Other Boer leaders had already been busy in the Cape, but they were operating in smaller units and were regarded as less significant at least from the point of view of the British occupying the territory. Smuts’ arrival was a completely different kettle of fish.
He was the very symbol of resistance, but also a symbol of the contradictions that many Boers encapsulated as I’ll explain. While he remains literally a giant in the pantheon of South African heroes, he was not an easy man to travel with as Deneys Reitz would find out.
Remember last week Reitz had ridden to within sight of the Orange River and its junction with the Calendon River in the southern Free State.
That’s when Jan Smuts’ commando rode into view and our youthful narrator was seeking to invade the Cape himself with his new found friends - nine extremely young and radicalised teens who wanted to fight the British inside their own territory.
But first a quick look at Smuts and why he was such an enigma in South African early politics.
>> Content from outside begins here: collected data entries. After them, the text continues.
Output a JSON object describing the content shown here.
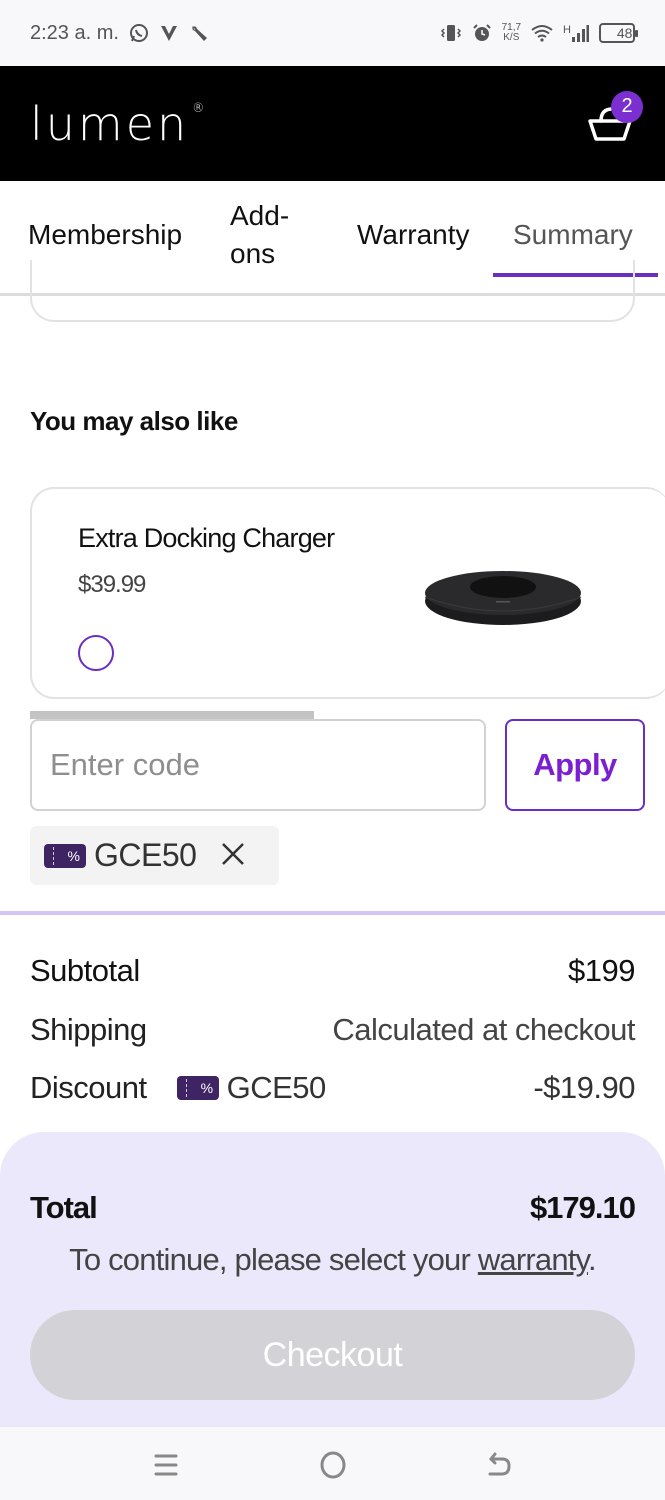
{
  "status_bar": {
    "time": "2:23 a. m.",
    "left_icons": [
      "whatsapp-icon",
      "vivaldi-icon",
      "wrench-icon"
    ],
    "right_icons": [
      "vibrate-icon",
      "alarm-icon",
      "wifi-icon",
      "signal-icon"
    ],
    "network_speed_value": "71,7",
    "network_speed_unit": "K/S",
    "network_type": "H",
    "battery_level": "48"
  },
  "header": {
    "logo_text": "lumen",
    "logo_mark": "®",
    "cart_count": "2",
    "cart_icon": "basket-icon"
  },
  "tabs": [
    {
      "label": "Membership",
      "active": false
    },
    {
      "label": "Add-ons",
      "label_line1": "Add-",
      "label_line2": "ons",
      "active": false
    },
    {
      "label": "Warranty",
      "active": false
    },
    {
      "label": "Summary",
      "active": true
    }
  ],
  "recommendations": {
    "title": "You may also like",
    "items": [
      {
        "name": "Extra Docking Charger",
        "price": "$39.99",
        "selected": false,
        "image": "docking-charger-image"
      }
    ],
    "scroll_position": 0.47
  },
  "promo": {
    "input_placeholder": "Enter code",
    "input_value": "",
    "apply_label": "Apply",
    "applied_code": "GCE50",
    "tag_glyph": "%"
  },
  "summary": {
    "subtotal_label": "Subtotal",
    "subtotal_value": "$199",
    "shipping_label": "Shipping",
    "shipping_value": "Calculated at checkout",
    "discount_label": "Discount",
    "discount_code": "GCE50",
    "discount_value": "-$19.90"
  },
  "footer": {
    "total_label": "Total",
    "total_value": "$179.10",
    "continue_prefix": "To continue, please select your ",
    "continue_link": "warranty",
    "continue_suffix": ".",
    "checkout_label": "Checkout",
    "checkout_enabled": false
  },
  "colors": {
    "accent": "#6a2ec0",
    "apply_text": "#7b1fd0",
    "badge": "#7b2fd0",
    "tag_bg": "#3e2463",
    "sheet_bg": "#ece8fc",
    "divider": "#d8c4f2",
    "checkout_disabled": "#d3d2d7"
  },
  "nav_bar": {
    "buttons": [
      "recents-icon",
      "home-icon",
      "back-icon"
    ]
  }
}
He deserves an entire podcast series himself his life was so rich - from his incredibly brave acts as a youthful Boer leader, all the way through to his involvement in the formation of the Royal Air Force during the First world War, his leadership during the second world war, his diplomatic skills and crucial role in the formation of first the league of Nations and then United Nations, and of course, as South Africa’s prime Minister decades after the Boer war.
Strangely, he studied American poet Walt Whitman, and then wrote a book which remained unpublished until 1973 called Walt Whitman: A study in the evolution of personality.
But as soon as General Smuts and his commando crossed the Orange River into the Cape Colony, they came under attack by Basotho warriors hired by the British to police the border.